SSE2 works on 128-bits registers. Some instructions will treat such a register as 8x16 bits integers,
some instructions will treat this register as 4x32-bits integers, etc.
As a programmer, we usually do not explicitly write assembly. Instead, we call built-in functions called intrinsics. The compiler then takes care of emitting the right assembly instructions on our behalf.
In the following, I will sometimes use the instruction name and sometimes the intrinsics name. Don't worry, I am just trying to confuse you.
AVX2 is a reasonable target for our little problem: nowadays AVX/AVX2 is widely supported across 64bits x86 CPU.
Most x86 Cloud VM will support this instruction set and you can expect everyone's AMD or Intel laptop to handle it.
It operates over 256-bits registers.
Let's hide the gruesome instructions details behind a couple of
well named function, and let's draft the idea behind our SIMD implementation.
// We store 8x32-bits integers in one 256 bits register.
const NUM_LANES: usize = 8;
pub fn filter_vec_avx2(
input: &[u32],
range: RangeInclusive<u32>,
output: &mut Vec<u32>) {
let mut output_tail = output;
assert_eq!(input.len() % NUM_LANES, 0);j
// As we read our input 8 ints at a time, we will store
// their respective indexes in `ids`.
let mut ids: __m128i = from_u32s([0, 1, 2, 3, 4, 5, 6, 7]);
const SHIFT: __m128i = from_u32s([NUM_LANES as u32; NUM_LANES]]);
for _ in 0..input.len() / 8 {
// Load 8 ints into our SIMD register.
let els: __m256i = load_unaligned(input[i * 8..].as_ptr());
// Identify the elements in the register that we
// want to keep as 8-bit bitset.
let keeper_bitset: u8 = compute_filter_bitset(els, range);
// Compact our elements, putting all of the elements
// retained on the left.
let filtered_els: __m256i = compact(els, keeper_bitset);
// Write all our 8 elements into the output...
store_unaligned(output_tail, filtered_els);
let added_len = keeper_bitset.count_ones();
output_tail = output_tail.offset(added_len);
idx = op_add(ids, SHIFT);
}
let output_len = output_tail.offset_from(output) as usize;
output.set_len(output_len);
}
Let's unpack this.
Quite expectedly, we use the same trick as in the branchless solution.
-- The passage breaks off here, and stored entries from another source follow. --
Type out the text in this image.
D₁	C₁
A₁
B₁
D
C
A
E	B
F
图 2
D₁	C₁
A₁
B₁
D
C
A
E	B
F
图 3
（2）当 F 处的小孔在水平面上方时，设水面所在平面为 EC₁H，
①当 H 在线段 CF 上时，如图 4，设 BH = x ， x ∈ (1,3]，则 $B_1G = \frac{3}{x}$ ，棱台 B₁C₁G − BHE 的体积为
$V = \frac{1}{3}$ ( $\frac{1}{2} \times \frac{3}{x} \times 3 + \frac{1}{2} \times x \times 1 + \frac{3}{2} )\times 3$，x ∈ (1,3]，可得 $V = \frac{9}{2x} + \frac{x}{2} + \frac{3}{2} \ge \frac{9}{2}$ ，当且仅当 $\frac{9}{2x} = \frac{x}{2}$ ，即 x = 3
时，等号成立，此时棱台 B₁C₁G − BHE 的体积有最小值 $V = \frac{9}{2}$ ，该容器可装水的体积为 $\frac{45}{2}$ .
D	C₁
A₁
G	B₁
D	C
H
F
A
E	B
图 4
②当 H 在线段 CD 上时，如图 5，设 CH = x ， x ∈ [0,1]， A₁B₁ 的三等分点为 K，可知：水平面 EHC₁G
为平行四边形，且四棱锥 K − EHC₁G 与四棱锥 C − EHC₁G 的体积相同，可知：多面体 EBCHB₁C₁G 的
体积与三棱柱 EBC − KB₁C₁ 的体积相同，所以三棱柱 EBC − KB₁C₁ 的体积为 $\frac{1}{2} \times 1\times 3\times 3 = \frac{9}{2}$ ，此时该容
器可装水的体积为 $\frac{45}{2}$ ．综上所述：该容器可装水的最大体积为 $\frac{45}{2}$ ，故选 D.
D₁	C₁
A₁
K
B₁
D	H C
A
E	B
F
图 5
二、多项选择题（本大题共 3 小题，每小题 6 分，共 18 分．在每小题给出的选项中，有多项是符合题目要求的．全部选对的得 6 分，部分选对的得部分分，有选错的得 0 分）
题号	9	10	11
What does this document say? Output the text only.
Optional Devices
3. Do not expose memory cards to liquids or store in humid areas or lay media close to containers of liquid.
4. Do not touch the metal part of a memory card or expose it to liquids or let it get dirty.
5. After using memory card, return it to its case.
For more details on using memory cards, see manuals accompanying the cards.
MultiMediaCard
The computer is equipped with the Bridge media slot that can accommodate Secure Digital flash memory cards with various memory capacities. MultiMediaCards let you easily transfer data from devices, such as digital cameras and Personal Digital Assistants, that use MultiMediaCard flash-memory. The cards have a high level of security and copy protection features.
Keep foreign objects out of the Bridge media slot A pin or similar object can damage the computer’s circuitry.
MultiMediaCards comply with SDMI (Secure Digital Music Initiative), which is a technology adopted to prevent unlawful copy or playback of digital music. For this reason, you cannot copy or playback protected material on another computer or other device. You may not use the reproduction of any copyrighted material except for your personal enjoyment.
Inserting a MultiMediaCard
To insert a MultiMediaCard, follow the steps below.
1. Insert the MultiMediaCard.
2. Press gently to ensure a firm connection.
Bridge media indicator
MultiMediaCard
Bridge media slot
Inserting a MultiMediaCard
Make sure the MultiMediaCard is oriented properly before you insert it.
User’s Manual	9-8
At each loop iteration, we load and store one SIMD register worth of data, that is 8-integers.
However, we increment the output_tail
pointer depending on the number of retained elements.
We maintain the ids
of our current consecutive 8 elements
in a 256-bits register.
We then need a way to
- identify the set of values we want to retain, and return that as an 8-bit
bitset. We called this operation
compute_filter_bitset
. - move the values retained by that bitset, and move them to the left of our register. We called that operation
compact
.
Unfortunately, AVX2 does not offer any obvious ways to implement
compute_filter_mask
, nor compact
. That's where the funs begins.
SIMD programming really feels like playing lego with a bag of oddly shaped lego bricks.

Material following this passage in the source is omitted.